There are a few common scenarios in dynamically typed languages where you need to do dynamic type testing, such as error checking, debugging, and inrospection. But the most common case is when implementing overloaded API’s like the set and add methods above.

The BitSet.prototype.set method treats arrays as a structural type: they can be any kind of value whatsoever as long as they have indexed properties with corresponding length. But StringSet.prototype.add overloads array and object types, so it has to check for “arrayness.” And you can’t reliably check for structural types.

It’s specifically when you overload arrays and objects that you need a predictable nominal type test. One answer would be to punt and change the API so the client has to explicitly tag the variants:

set.add({ key: 'foo' });
set.add({ array: ['foo', 'bar', 'baz'] });
set.add({ dict: { foo: true, bar: true, baz: true } });

This overloads three different objects types that can be distinguished by their relevant property names. Or you could get rid of overloading altogether:

set.add('foo');
set.addArray(['foo', 'bar', 'baz']);
set.addDict({ foo: true, bar: true, baz: true });

But these API’s are heavier and clunkier. Rather than rigidly avoiding overloading arrays and objects, the lighter-weight approach is to use JavaScript’s latent notion of a “true” array: an object whose [[Class]] internal property is "Array". That internal property serves as the brand for a built-in nominal type of JavaScript. And it’s a pretty good candidate for a universally available nominal type: clients get the concise array literal syntax, and the ES5 Array.isArray function (which can be shimmed pretty reliably in older JavaScript engines) provides the exact test needed to implement the API.

But this test is very different from the structural type accepted by BitSet.prototype.set. For example, you can’t pass an arguments object to StringSet.prototype.add:

MyClass.prototype.update = function update() {
    this.wibbles.add(arguments);
};

This code clearly means to pass arguments as an array, but it’ll get interpreted as a dictionary. Similarly, you can’t pass a NodeList, or a primitive string, or any other JavaScript value that acts array-like.

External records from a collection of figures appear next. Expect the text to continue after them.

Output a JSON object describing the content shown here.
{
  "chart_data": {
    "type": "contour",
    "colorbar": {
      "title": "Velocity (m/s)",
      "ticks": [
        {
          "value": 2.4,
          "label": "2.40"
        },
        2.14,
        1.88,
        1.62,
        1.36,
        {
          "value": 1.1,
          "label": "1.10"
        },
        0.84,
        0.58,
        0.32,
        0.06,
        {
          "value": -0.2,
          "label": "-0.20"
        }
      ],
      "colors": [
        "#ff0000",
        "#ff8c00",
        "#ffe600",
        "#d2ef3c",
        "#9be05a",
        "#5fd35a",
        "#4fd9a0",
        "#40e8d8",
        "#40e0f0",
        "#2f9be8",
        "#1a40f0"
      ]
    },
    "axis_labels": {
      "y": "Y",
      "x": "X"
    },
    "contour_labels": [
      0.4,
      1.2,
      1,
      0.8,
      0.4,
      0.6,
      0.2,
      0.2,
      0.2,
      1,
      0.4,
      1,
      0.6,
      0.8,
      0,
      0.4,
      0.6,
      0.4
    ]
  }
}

In other words, JavaScript has two latent concepts of array types. Library writers should clearly document when their API’s accept any array-like value (i.e., the structural type) and when they require a true array (i.e., the nominal type). That way clients know whether they need to convert array-like values to true arrays before passing them in.

As a final note, ES6’s Array.from API will do that exact conversion. This would make it very convenient, for example, for the update method above to be fixed:

MyClass.prototype.update = function update() {
    this.wibbles.add(Array.from(arguments));
};

Thanks to Rick Waldron for helping me come to this understanding during an awesome IRC conversation this morning.